I asked Dot where she goes if she wants a po’boy.

“There’s good places,” she says, “you know, in other neighborhoods.”

For many people in New Orleans, the best po’boy—a direct descendant of the ’29 sandwich—is roast beef, but lavish now, shaved thin, piled high, and smothered in brown gravy. How much gravy? One New Orleans resident once said it’s not enough unless, when you hold the sandwich over your head, the gravy runs halfway down your arm.

Terri Troncale, the statuesque editorial page editor at the Times-Picayune, does not require that much, but concedes, in this city of excess, she has never encountered a dry sandwich. Her favorite roast beef is found not far from Bayou St. John in Mid-City, at a place called Parkway Bakery & Tavern.

“It tastes like my momma’s pot roast. Wonderful,” says Troncale. The roast beef is tender, the gravy just right, permeating the bread. The taste builds a bridge in her memories. With that first bite, “I think about my momma.”

In my own failing memory, I can build whole days around a po’boy. Once, when a friend was sanding the floors of his shotgun double, I volunteered to go get lunch—driving being preferable to sanding, and much better than sweeping. I was in a backed-up line at a fast-food hamburger joint when it struck me: I was in New Orleans, and I was simmering here, in exhaust fumes, to get a bad hamburger?

I fled to the tiny Guy’s Po Boys on Magazine Street for some sandwiches to go, planning on a couple of simple ham and cheese po’boys. But there on the menu was the most ridiculous thing: pork chop po’boys. I think I might have clapped my chubby little hands together like a child.

I ordered two pork chop po’boys, grilled, dusted with cayenne, and dressed with lettuce, tomato, and mayo. I grabbed two root beers and some Zapp’s potato chips. Zapp’s, made down here, are to regular chips what a shot of Jim Beam is to warm milk. The sandwiches came wrapped in clean white butcher paper, a foot long. We ate them on the stoop, and I cannot recall a word we said; could be we never said much to remember, anyway. But I can still see the stoop of that fine old house, still see the cast-aside white butcher paper, redolent of mayonnaise, still smelling of grilled pork. I remember thinking: “Wonder if anybody would notice if I licked that?”

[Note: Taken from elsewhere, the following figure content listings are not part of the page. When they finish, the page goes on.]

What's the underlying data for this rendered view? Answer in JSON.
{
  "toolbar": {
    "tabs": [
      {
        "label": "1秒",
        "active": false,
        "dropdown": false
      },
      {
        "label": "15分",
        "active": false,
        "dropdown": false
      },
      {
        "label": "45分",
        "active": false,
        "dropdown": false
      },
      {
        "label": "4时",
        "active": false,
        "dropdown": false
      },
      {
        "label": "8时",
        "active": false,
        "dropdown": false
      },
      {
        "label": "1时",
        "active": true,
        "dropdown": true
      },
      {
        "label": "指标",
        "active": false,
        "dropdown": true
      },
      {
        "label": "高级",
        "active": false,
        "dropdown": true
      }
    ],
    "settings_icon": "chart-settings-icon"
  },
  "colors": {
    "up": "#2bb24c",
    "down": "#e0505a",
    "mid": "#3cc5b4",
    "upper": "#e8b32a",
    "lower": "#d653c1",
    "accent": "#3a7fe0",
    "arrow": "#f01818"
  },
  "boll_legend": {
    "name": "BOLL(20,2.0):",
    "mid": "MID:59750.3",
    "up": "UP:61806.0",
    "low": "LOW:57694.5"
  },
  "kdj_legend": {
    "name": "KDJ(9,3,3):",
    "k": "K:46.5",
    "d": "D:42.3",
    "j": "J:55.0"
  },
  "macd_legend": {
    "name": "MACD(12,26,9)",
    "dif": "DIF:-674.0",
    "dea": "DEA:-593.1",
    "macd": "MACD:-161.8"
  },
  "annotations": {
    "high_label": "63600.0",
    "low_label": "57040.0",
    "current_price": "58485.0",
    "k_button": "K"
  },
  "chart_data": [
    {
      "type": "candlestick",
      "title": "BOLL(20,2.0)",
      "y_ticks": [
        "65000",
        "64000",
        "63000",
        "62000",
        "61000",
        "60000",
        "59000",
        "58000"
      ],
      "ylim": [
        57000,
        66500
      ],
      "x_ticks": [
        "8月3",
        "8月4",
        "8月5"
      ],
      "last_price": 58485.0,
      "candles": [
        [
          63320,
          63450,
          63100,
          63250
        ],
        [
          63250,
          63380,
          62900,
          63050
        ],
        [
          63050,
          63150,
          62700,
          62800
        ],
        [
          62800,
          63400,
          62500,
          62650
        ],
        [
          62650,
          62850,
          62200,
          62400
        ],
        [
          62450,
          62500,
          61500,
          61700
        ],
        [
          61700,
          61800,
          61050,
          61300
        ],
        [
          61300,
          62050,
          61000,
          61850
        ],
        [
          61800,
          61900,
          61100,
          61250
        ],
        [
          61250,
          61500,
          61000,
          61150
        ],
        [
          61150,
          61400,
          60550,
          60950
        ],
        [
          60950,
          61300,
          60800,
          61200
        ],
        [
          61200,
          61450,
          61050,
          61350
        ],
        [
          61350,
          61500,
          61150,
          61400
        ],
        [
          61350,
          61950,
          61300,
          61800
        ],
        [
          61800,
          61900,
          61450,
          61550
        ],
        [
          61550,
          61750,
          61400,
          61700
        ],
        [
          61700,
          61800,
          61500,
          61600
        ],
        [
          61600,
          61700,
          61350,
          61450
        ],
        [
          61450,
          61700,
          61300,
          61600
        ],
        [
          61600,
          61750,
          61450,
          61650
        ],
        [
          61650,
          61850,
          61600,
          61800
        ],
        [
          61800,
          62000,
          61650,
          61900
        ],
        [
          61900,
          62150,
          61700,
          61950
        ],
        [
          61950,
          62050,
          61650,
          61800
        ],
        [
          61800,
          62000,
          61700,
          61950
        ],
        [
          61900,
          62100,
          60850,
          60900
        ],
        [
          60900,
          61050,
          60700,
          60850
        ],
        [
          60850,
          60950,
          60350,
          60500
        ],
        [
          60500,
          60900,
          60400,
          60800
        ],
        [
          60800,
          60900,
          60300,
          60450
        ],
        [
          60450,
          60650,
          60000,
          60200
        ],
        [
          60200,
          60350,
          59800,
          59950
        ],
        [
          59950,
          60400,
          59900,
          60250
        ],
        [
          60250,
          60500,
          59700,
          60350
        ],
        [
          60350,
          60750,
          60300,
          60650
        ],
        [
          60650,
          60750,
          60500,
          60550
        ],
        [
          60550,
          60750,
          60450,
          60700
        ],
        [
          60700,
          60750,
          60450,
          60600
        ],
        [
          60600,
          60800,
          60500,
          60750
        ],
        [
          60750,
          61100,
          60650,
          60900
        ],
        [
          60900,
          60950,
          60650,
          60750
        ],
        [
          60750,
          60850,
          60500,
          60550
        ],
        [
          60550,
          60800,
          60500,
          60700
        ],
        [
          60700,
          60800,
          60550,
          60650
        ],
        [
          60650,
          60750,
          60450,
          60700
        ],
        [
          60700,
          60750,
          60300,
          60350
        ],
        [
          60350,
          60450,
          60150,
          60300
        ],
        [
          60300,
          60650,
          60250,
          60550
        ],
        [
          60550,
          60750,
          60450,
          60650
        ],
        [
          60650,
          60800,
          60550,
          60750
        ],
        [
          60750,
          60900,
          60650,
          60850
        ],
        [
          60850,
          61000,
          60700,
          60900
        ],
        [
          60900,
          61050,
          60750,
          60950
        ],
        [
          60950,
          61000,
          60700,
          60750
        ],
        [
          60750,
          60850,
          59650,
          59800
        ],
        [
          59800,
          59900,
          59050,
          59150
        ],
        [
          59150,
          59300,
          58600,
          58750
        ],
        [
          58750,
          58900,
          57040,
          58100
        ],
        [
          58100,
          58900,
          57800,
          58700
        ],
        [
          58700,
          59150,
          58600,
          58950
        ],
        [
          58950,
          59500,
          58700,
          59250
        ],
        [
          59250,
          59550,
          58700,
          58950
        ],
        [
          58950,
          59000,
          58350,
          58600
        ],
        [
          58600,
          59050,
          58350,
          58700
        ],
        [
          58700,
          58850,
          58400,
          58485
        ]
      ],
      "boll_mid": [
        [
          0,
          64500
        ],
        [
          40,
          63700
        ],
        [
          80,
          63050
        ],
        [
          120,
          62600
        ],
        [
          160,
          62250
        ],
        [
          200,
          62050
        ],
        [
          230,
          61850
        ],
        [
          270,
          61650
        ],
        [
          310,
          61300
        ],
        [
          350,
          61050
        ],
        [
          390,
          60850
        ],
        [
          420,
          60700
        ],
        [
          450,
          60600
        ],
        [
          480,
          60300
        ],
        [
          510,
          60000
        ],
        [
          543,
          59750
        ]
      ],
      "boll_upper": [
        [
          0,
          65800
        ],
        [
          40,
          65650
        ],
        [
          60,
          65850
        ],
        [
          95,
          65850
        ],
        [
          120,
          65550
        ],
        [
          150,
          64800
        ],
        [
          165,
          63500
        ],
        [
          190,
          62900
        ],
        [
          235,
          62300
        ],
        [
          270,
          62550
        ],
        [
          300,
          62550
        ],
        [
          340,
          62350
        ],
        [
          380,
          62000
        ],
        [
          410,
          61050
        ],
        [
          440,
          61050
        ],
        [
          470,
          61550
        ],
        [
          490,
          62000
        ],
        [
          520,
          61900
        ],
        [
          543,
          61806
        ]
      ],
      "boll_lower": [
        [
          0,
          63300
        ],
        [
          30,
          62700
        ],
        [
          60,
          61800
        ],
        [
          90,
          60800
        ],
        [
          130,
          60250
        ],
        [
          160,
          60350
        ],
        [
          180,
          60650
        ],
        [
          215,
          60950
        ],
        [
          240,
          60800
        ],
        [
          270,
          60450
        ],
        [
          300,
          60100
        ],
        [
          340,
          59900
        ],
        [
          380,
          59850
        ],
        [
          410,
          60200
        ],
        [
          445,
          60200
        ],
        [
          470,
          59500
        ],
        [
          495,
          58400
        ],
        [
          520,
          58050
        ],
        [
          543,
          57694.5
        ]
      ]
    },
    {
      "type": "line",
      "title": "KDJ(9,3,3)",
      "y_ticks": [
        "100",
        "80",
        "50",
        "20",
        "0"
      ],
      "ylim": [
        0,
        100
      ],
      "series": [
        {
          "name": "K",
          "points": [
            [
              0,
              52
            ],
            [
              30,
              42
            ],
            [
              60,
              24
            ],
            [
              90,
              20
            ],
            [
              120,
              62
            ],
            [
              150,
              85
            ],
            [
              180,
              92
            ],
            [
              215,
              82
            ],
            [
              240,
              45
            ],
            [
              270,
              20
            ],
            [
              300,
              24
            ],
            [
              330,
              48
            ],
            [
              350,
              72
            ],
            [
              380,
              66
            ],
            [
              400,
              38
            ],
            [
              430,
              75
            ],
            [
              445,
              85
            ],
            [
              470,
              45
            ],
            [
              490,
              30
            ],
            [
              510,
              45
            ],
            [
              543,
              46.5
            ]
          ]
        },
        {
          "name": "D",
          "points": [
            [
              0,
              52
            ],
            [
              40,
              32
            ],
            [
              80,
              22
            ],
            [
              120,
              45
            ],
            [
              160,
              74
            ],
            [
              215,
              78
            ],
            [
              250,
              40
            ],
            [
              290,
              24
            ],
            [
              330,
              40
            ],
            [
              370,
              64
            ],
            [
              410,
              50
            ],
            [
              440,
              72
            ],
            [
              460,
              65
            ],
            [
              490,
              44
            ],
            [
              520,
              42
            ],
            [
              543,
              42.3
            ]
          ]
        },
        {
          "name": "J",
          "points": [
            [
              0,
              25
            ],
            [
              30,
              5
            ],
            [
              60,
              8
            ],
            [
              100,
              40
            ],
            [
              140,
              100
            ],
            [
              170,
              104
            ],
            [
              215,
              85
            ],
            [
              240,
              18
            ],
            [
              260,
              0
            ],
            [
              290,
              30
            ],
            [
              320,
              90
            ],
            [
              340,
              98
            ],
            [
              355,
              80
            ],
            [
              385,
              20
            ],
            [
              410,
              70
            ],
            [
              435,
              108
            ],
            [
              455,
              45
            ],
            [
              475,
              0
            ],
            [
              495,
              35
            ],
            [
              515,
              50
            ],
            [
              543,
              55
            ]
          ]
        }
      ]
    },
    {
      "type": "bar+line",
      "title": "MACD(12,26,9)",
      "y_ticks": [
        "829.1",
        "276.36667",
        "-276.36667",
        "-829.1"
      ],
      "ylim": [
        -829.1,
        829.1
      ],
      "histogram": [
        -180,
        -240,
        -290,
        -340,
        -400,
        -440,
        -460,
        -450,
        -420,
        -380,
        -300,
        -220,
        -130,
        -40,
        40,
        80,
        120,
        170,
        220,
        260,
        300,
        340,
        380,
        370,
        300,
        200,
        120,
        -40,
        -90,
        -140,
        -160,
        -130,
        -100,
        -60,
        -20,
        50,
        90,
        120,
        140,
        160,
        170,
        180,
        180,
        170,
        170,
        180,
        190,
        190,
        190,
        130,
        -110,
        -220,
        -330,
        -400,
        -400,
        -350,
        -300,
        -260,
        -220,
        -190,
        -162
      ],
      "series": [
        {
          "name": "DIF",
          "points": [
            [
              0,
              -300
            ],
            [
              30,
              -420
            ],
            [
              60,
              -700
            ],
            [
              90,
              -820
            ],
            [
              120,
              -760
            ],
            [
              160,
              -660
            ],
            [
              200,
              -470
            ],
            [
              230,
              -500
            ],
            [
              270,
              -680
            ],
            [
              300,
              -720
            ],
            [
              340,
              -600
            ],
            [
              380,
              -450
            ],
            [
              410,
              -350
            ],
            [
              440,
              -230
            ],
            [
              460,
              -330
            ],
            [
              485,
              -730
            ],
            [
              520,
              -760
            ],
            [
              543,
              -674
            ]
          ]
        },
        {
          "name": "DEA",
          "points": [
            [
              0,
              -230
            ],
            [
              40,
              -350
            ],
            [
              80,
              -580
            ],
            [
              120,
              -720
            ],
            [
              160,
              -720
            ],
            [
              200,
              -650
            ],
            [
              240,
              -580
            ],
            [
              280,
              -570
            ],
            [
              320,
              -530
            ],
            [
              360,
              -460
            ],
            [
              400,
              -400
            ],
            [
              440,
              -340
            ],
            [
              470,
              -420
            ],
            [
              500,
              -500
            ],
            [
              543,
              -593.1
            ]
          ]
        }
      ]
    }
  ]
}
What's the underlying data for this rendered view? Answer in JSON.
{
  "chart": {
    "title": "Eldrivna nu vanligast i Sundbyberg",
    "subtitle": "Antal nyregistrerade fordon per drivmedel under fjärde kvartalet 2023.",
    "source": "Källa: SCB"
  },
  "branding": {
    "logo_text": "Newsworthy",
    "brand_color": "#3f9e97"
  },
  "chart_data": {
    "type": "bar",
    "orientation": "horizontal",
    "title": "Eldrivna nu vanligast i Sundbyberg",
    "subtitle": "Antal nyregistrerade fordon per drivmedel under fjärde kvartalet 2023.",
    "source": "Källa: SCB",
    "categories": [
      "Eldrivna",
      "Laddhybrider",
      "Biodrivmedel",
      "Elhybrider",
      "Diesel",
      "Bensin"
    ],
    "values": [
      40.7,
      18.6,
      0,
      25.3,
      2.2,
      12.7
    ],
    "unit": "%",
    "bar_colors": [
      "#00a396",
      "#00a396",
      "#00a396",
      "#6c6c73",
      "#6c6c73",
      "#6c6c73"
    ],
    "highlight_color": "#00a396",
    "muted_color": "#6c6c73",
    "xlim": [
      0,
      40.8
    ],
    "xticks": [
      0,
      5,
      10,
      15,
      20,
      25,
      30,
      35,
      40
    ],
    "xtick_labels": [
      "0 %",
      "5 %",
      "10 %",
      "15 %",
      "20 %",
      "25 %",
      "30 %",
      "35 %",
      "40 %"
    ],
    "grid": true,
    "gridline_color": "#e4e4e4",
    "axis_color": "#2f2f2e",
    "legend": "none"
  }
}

If I were a sandwich, I think, I would be a po’boy, overstuffed, a little sloppy, relatively cheap, and bad for you—and, as often as in reality, wearing gravy someplace on me. But two of my favorite po’boys do not really resemble—or pretend to be—po’boys at all.

Casamento’s Restaurant on Magazine may be one of the most unusual restaurants I have ever seen. The interior is covered in gleaming tile and, in a city that can sometimes shrug off niceties for the sake of great food, is eerily clean. It is only open in the cooler months, which down here is a relative term. But its sandwiches are worth waiting on.

Its oyster loaf is filled with some of the finest such creatures I have ever encountered, delicately covered in corn flour and fried in an honest-to-God iron skillet. They are served on thick slabs of white bread, not the airy French bread or more chewy Cajun bread. And that, oysters and bread and maybe a taste of butter, is all you need here. I love my condiments, but this would only tart up perfection.

At Liuzza’s by the Track, the barbecued shrimp po’boy has a legend of its own. It is barbecued only in the New Orleans sense, meaning that shrimp are cooked in butter and spices, then stuffed into hollowed-out bread and drenched in the buttery liquid from the skillet. I ate as much as I could and wore the rest home on the front of my shirt, and I am not ashamed. I had heard about this sandwich so long from so many people that, when I finally went to the restaurant, I was afraid that it—like Bigfoot—did not really exist. Drowned by Katrina, Liuzza’s rose from several feet of water with its legends, and menu, intact.

There are a dozen, two dozen more good sandwiches, slowly crumbling in my memories. But one I never got to try. Dirt-common in New Orleans, it is the french fry po’boy, slopped over with brown gravy and dressed with mayonnaise, lettuce, and tomato.

You can make a face if you want. But you know you want one, too.